The overall employment rate for the class of 2019 reached 90.3% for graduates for whom employment status was known, the highest since an employment rate of 91.9% for the class of 2007, according to a NALP press release and report with selected findings.

The percentage of graduates in full-time, long-term jobs requiring bar passage was at 74.3% among graduates with known employment status—the highest level ever recorded.

The national median salary among those who reported pay was $72,500, up 3.6% from the class of 2018 median, and a little more than the previous all-time high of $72,000 for the classes of 2008 and 2009.

The national median law firm salary was $125,000 for the class of 2019, up 4.2% from the previous year. The amount is still a little lower than the median law firm salary of $130,000 measured for the class of 2009.
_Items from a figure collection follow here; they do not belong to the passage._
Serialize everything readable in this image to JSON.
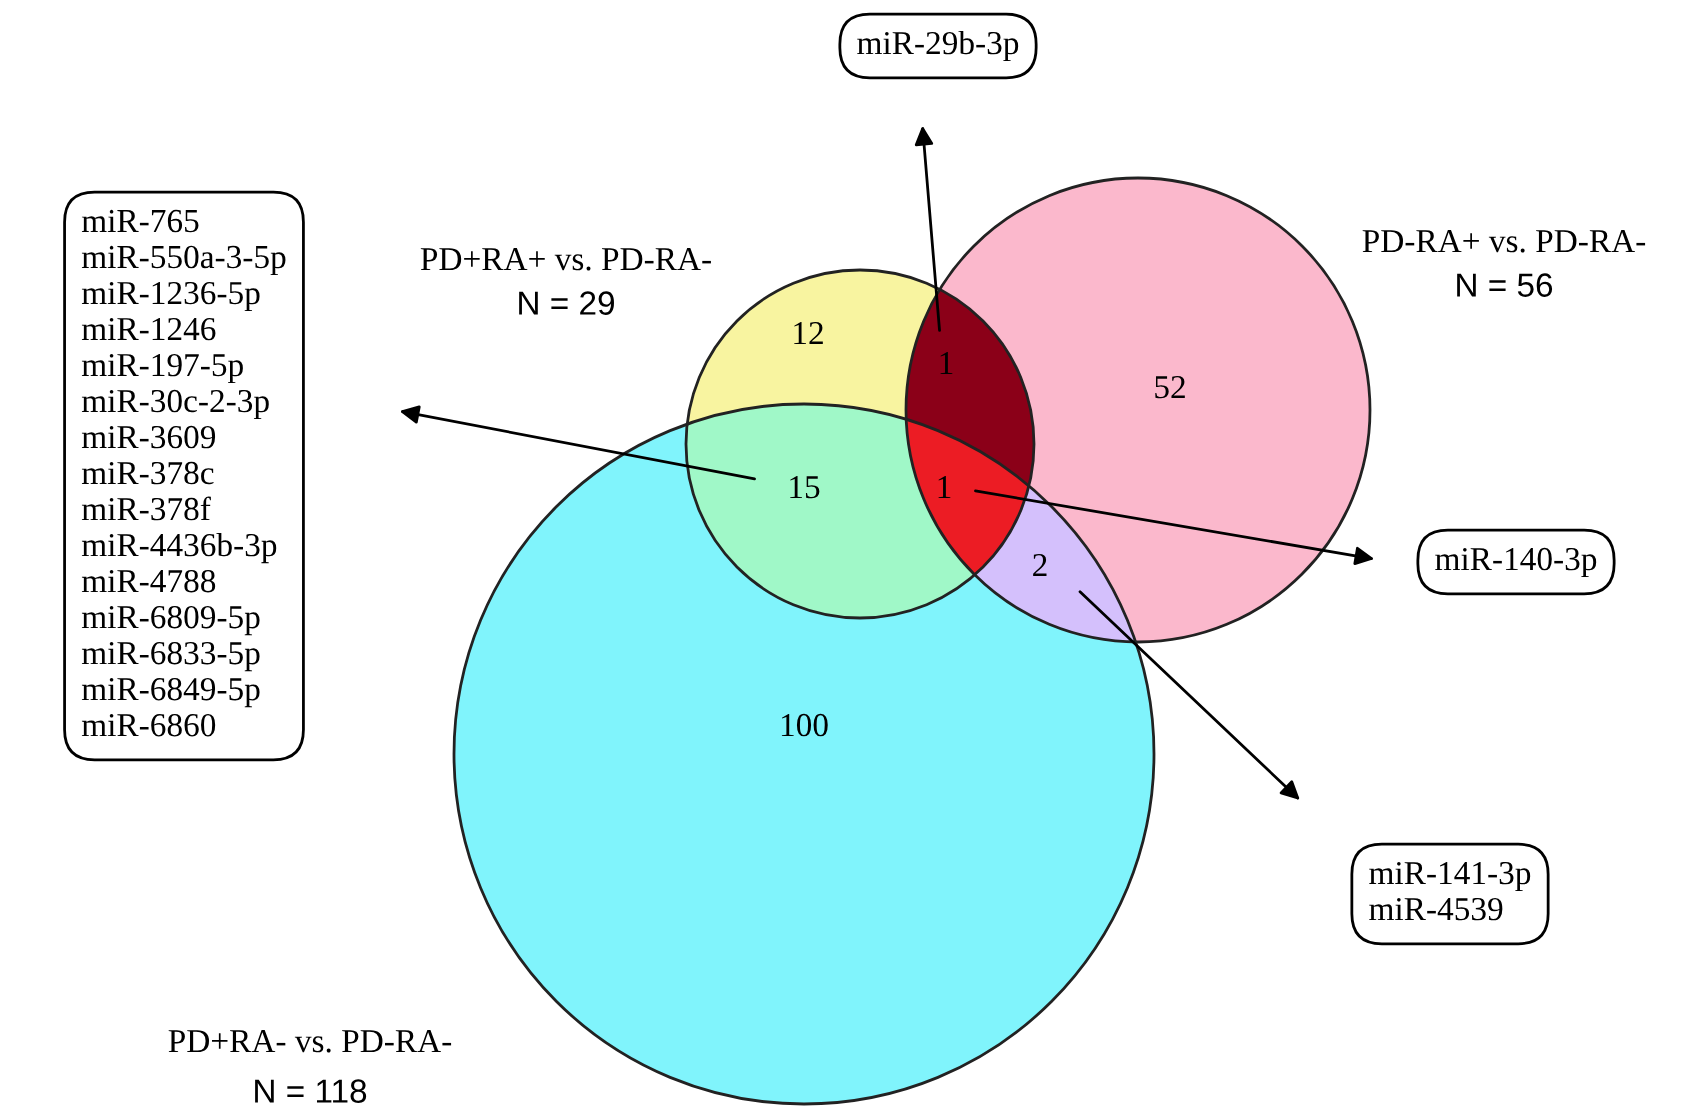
{
  "chart_data": {
    "type": "other",
    "categories": [
      null,
      null,
      null,
      null,
      null,
      null,
      null
    ],
    "values": [
      12,
      1,
      52,
      15,
      1,
      2,
      100
    ],
    "data_labels": true,
    "colors": [
      "#f8f4a0",
      "#8b0018",
      "#fbb8cc",
      "#a0f8c8",
      "#ec1c24",
      "#d4c0fc",
      "#80f4fc"
    ],
    "annotations": [
      "PD+RA+ vs. PD-RA-",
      "N = 29",
      "PD-RA+ vs. PD-RA-",
      "N = 56",
      "PD+RA- vs. PD-RA-",
      "N = 118",
      "miR-765\nmiR-550a-3-5p\nmiR-1236-5p\nmiR-1246\nmiR-197-5p\nmiR-30c-2-3p\nmiR-3609\nmiR-378c\nmiR-378f\nmiR-4436b-3p\nmiR-4788\nmiR-6809-5p\nmiR-6833-5p\nmiR-6849-5p\nmiR-6860",
      "miR-29b-3p",
      "miR-140-3p",
      "miR-141-3p\nmiR-4539"
    ]
  }
}
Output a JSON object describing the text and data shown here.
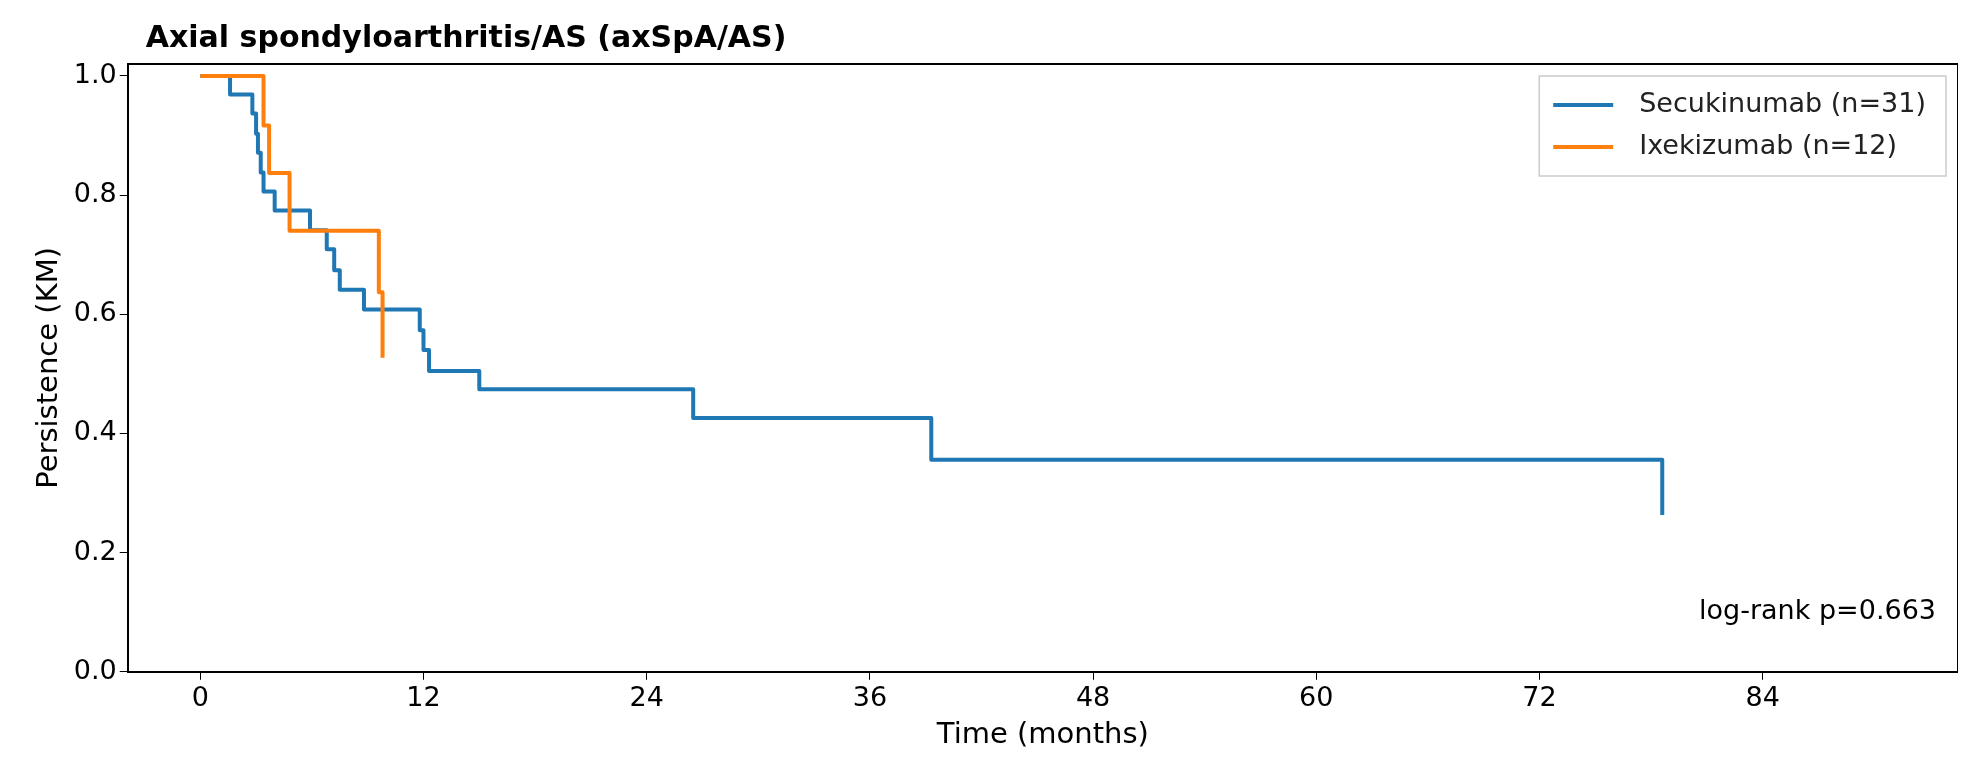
{
  "chart_data": {
    "type": "step",
    "title": "Axial spondyloarthritis/AS (axSpA/AS)",
    "xlabel": "Time (months)",
    "ylabel": "Persistence (KM)",
    "series": [
      {
        "name": "Secukinumab (n=31)",
        "color": "#1f77b4",
        "x": [
          0,
          1.6,
          2.8,
          3.0,
          3.1,
          3.25,
          3.4,
          4.0,
          5.9,
          6.8,
          7.2,
          7.5,
          8.8,
          11.8,
          12.0,
          12.3,
          15.0,
          26.5,
          39.3,
          78.6
        ],
        "values": [
          1.0,
          0.969,
          0.937,
          0.903,
          0.871,
          0.838,
          0.806,
          0.774,
          0.741,
          0.709,
          0.674,
          0.641,
          0.608,
          0.573,
          0.54,
          0.505,
          0.474,
          0.426,
          0.356,
          0.263
        ]
      },
      {
        "name": "Ixekizumab (n=12)",
        "color": "#ff7f0e",
        "x": [
          0,
          3.4,
          3.7,
          4.8,
          9.6,
          9.8
        ],
        "values": [
          1.0,
          0.917,
          0.837,
          0.74,
          0.637,
          0.527
        ]
      }
    ],
    "xlim": [
      -3.9,
      94.5
    ],
    "xticks": [
      0,
      12,
      24,
      36,
      48,
      60,
      72,
      84
    ],
    "ylim": [
      0,
      1.02
    ],
    "yticks": [
      {
        "value": 0,
        "label": "0.0"
      },
      0.2,
      0.4,
      0.6,
      0.8,
      {
        "value": 1,
        "label": "1.0"
      }
    ],
    "annotations": [
      "log-rank p=0.663"
    ],
    "legend": "top right",
    "grid": false,
    "line_style": "solid"
  }
}
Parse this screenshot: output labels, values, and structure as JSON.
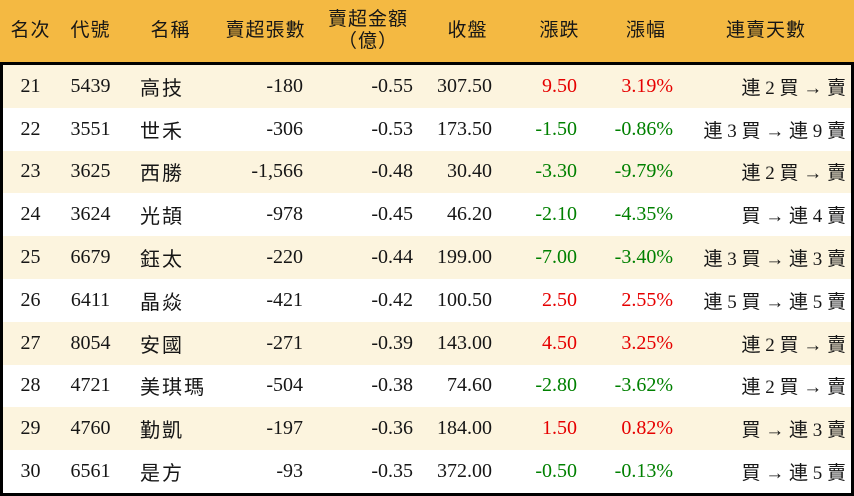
{
  "colors": {
    "header_bg": "#F4B942",
    "row_alt_bg": "#FCF4DE",
    "row_bg": "#FFFFFF",
    "up_red": "#E60000",
    "down_green": "#008000",
    "border": "#000000",
    "text": "#161616"
  },
  "header": {
    "amount_line1": "賣超金額",
    "amount_line2": "（億）"
  },
  "chart_data": {
    "type": "table",
    "columns": [
      "名次",
      "代號",
      "名稱",
      "賣超張數",
      "賣超金額（億）",
      "收盤",
      "漲跌",
      "漲幅",
      "連賣天數"
    ],
    "rows": [
      {
        "rank": "21",
        "code": "5439",
        "name": "高技",
        "net_sell_lots": "-180",
        "net_sell_amount": "-0.55",
        "close": "307.50",
        "change": "9.50",
        "change_pct": "3.19%",
        "trend": "up",
        "sell_streak": "連 2 買 → 賣"
      },
      {
        "rank": "22",
        "code": "3551",
        "name": "世禾",
        "net_sell_lots": "-306",
        "net_sell_amount": "-0.53",
        "close": "173.50",
        "change": "-1.50",
        "change_pct": "-0.86%",
        "trend": "down",
        "sell_streak": "連 3 買 → 連 9 賣"
      },
      {
        "rank": "23",
        "code": "3625",
        "name": "西勝",
        "net_sell_lots": "-1,566",
        "net_sell_amount": "-0.48",
        "close": "30.40",
        "change": "-3.30",
        "change_pct": "-9.79%",
        "trend": "down",
        "sell_streak": "連 2 買 → 賣"
      },
      {
        "rank": "24",
        "code": "3624",
        "name": "光頡",
        "net_sell_lots": "-978",
        "net_sell_amount": "-0.45",
        "close": "46.20",
        "change": "-2.10",
        "change_pct": "-4.35%",
        "trend": "down",
        "sell_streak": "買 → 連 4 賣"
      },
      {
        "rank": "25",
        "code": "6679",
        "name": "鈺太",
        "net_sell_lots": "-220",
        "net_sell_amount": "-0.44",
        "close": "199.00",
        "change": "-7.00",
        "change_pct": "-3.40%",
        "trend": "down",
        "sell_streak": "連 3 買 → 連 3 賣"
      },
      {
        "rank": "26",
        "code": "6411",
        "name": "晶焱",
        "net_sell_lots": "-421",
        "net_sell_amount": "-0.42",
        "close": "100.50",
        "change": "2.50",
        "change_pct": "2.55%",
        "trend": "up",
        "sell_streak": "連 5 買 → 連 5 賣"
      },
      {
        "rank": "27",
        "code": "8054",
        "name": "安國",
        "net_sell_lots": "-271",
        "net_sell_amount": "-0.39",
        "close": "143.00",
        "change": "4.50",
        "change_pct": "3.25%",
        "trend": "up",
        "sell_streak": "連 2 買 → 賣"
      },
      {
        "rank": "28",
        "code": "4721",
        "name": "美琪瑪",
        "net_sell_lots": "-504",
        "net_sell_amount": "-0.38",
        "close": "74.60",
        "change": "-2.80",
        "change_pct": "-3.62%",
        "trend": "down",
        "sell_streak": "連 2 買 → 賣"
      },
      {
        "rank": "29",
        "code": "4760",
        "name": "勤凱",
        "net_sell_lots": "-197",
        "net_sell_amount": "-0.36",
        "close": "184.00",
        "change": "1.50",
        "change_pct": "0.82%",
        "trend": "up",
        "sell_streak": "買 → 連 3 賣"
      },
      {
        "rank": "30",
        "code": "6561",
        "name": "是方",
        "net_sell_lots": "-93",
        "net_sell_amount": "-0.35",
        "close": "372.00",
        "change": "-0.50",
        "change_pct": "-0.13%",
        "trend": "down",
        "sell_streak": "買 → 連 5 賣"
      }
    ]
  }
}
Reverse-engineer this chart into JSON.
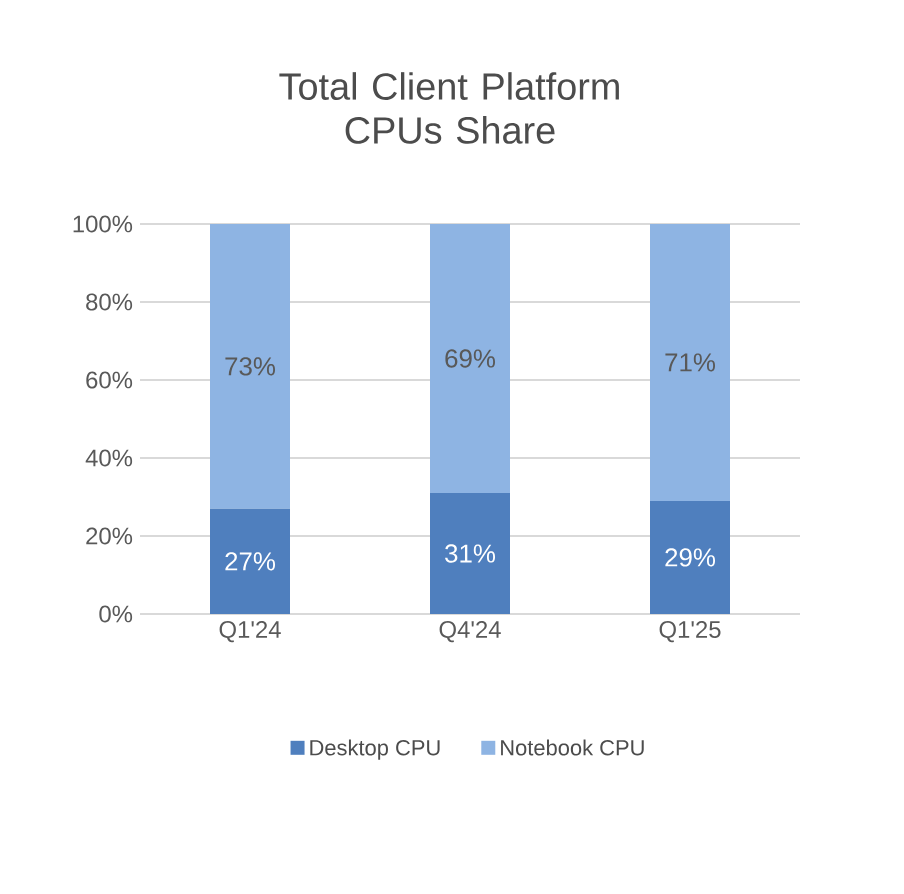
{
  "chart_data": {
    "type": "bar",
    "stacked": true,
    "title": "Total Client Platform CPUs Share",
    "categories": [
      "Q1'24",
      "Q4'24",
      "Q1'25"
    ],
    "series": [
      {
        "name": "Desktop CPU",
        "color": "#4f7fbe",
        "values": [
          27,
          31,
          29
        ],
        "value_labels": [
          "27%",
          "31%",
          "29%"
        ]
      },
      {
        "name": "Notebook CPU",
        "color": "#8eb4e3",
        "values": [
          73,
          69,
          71
        ],
        "value_labels": [
          "73%",
          "69%",
          "71%"
        ]
      }
    ],
    "ylim": [
      0,
      100
    ],
    "yticks": [
      {
        "value": 0,
        "label": "0%"
      },
      {
        "value": 20,
        "label": "20%"
      },
      {
        "value": 40,
        "label": "40%"
      },
      {
        "value": 60,
        "label": "60%"
      },
      {
        "value": 80,
        "label": "80%"
      },
      {
        "value": 100,
        "label": "100%"
      }
    ],
    "grid": "y",
    "legend": "bottom"
  }
}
The gains are shaped by a smaller graduating class size. The class of 2019 had 33,954 graduates, compared to the class of 2013 that produced an all-time high of 46,776 job seekers. At the same time, the number of jobs obtained was flat or down in virtually every sector except law firms of more than 500 lawyers.

In June, the ABA released slightly lower figures on job outcomes for the class of 2019 that were based on the percentage of graduates in jobs, rather than percentage of graduates for whom employment status was known.

The ABA job figures were measured March 16. James Leipold, NALP executive director, noted uncertainty ahead.

“Of course, all bets are off in terms of predicting employment outcomes for the next several classes. We know that the COVID-19 pandemic is wreaking havoc with the entire labor market, and certainly the legal services sector is not immune,” Leipold wrote. “Now it is all but inevitable that the employment outcomes for the class of 2019 will stand as a high-water mark for some time to come, though of course even some of the jobs they had secured are at risk in the current environment.”